Mia zorlukla kocasının koluna girerek onu kaldırmaya çalıştı ama başarısız olmuştu. Kimsenin yaklaşmaya cesaret etmediğini gören Ned gönüllü olarak yardım etmek için onların yanına geldi.

"Umarım şizofrenimdir ve hepiniz hayal ürünüsünüzdür. Bu kadar salaklık bünyeye zarar."

"Konuşmayı kes de kaldırmaya çalış vurulmadan."

"DİKKAT DİKKAT! ŞU ANDA BÖLGE POLİSİ KONUŞUYOR."

"Ha bi siz eksiktiniz!"

Adamı kaldırmaya çalışan Ned sinirle homurdandı.

"Sence de eksik değiller miydi?" Mia sinirle gözlerini devirdi.

Polisin geldiğini duyanların yüzlerinde umut ışıltısı göründü.

"Kimse kıpırdamasın!"

Maskeli silahını rehinelerin üzerinde gezdirdi.

"TEKRAR EDİYORUM BÖLGE POLİSİ KONUŞUYOR. SİZİ TESLİM OLMAYA DAVET EDİYORUM!"

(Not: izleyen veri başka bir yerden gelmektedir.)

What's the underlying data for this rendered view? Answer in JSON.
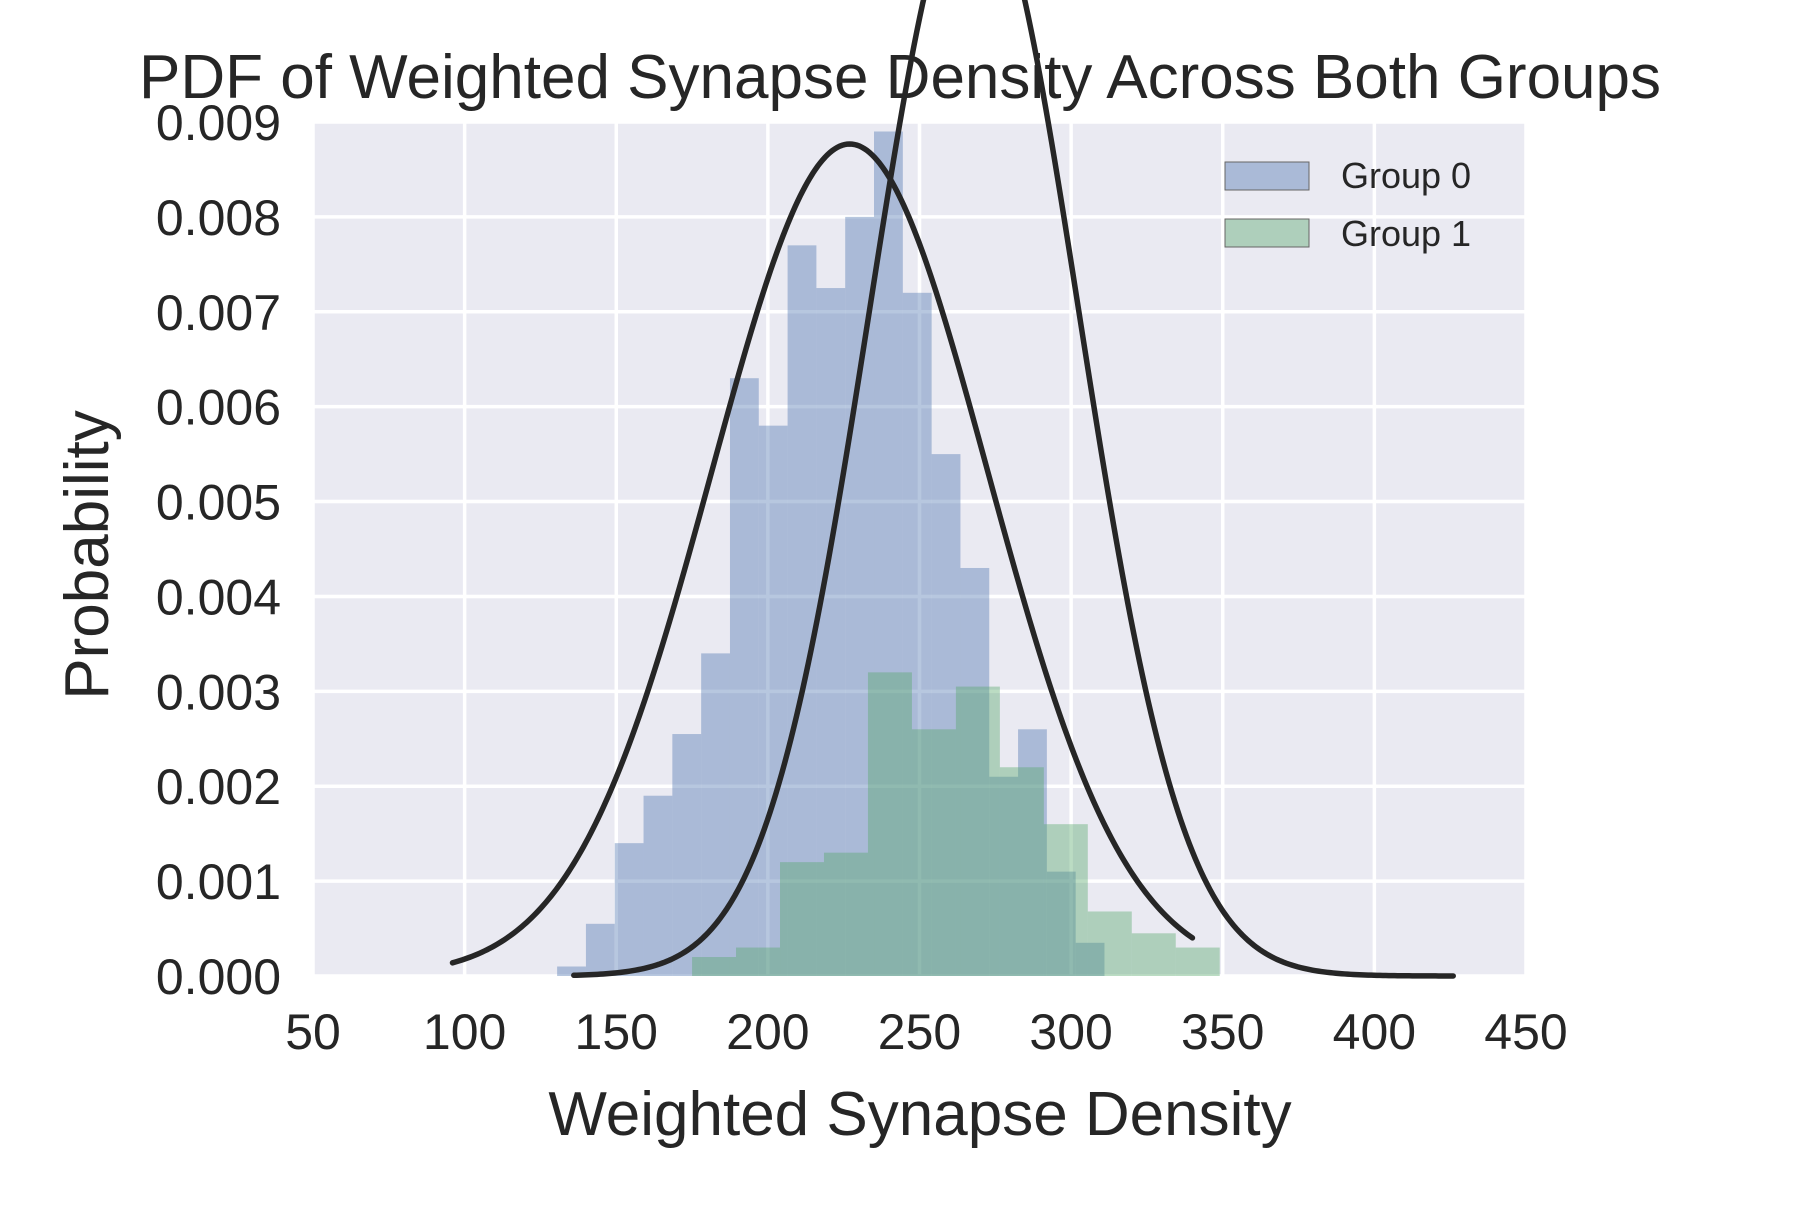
{
  "chart_data": {
    "type": "bar",
    "title": "PDF of Weighted Synapse Density Across Both Groups",
    "xlabel": "Weighted Synapse Density",
    "ylabel": "Probability",
    "xlim": [
      50,
      450
    ],
    "ylim": [
      0,
      0.009
    ],
    "x_ticks": [
      50,
      100,
      150,
      200,
      250,
      300,
      350,
      400,
      450
    ],
    "y_ticks": [
      "0.000",
      "0.001",
      "0.002",
      "0.003",
      "0.004",
      "0.005",
      "0.006",
      "0.007",
      "0.008",
      "0.009"
    ],
    "grid": true,
    "legend_position": "top-right",
    "series": [
      {
        "name": "Group 0",
        "color": "#4c72b0",
        "histogram": {
          "bin_start": 130.5,
          "bin_width": 9.5,
          "values": [
            0.0001,
            0.00055,
            0.0014,
            0.0019,
            0.00255,
            0.0034,
            0.0063,
            0.0058,
            0.0077,
            0.00725,
            0.008,
            0.0089,
            0.0072,
            0.0055,
            0.0043,
            0.0021,
            0.0026,
            0.0011,
            0.00035,
            0.0
          ]
        },
        "pdf_curve": {
          "mean": 227,
          "std": 45.5,
          "x_range": [
            96,
            340
          ]
        }
      },
      {
        "name": "Group 1",
        "color": "#55a868",
        "histogram": {
          "bin_start": 175,
          "bin_width": 14.5,
          "values": [
            0.0002,
            0.0003,
            0.0012,
            0.0013,
            0.0032,
            0.0026,
            0.00305,
            0.0022,
            0.0016,
            0.00068,
            0.00045,
            0.0003
          ]
        },
        "pdf_curve": {
          "mean": 268,
          "std": 34.5,
          "x_range": [
            136,
            426
          ]
        }
      }
    ]
  }
}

"Sanki baloya eş davet ediyor. Bu ne biçim polis?"

"Kes sesini!"

"Pardon."

Ron tehdide karşılık eliyle ağzının fermuarını çeker gibi yaptı.

"Zaman kaybetmeden, göstereceğim personeller birlikte kasanı açacaklar.  Para kasasından sorumlu kim?"

"Ben!"

Sophia heyecanla elini kaldırdı. Maskeli şüpheyle müdüre baktı.

"Cidden kasa görevini ona mı verdin?"

"İlk başta ben de inanmamıştım ama demek ki nefretimi iyi gösterememişim."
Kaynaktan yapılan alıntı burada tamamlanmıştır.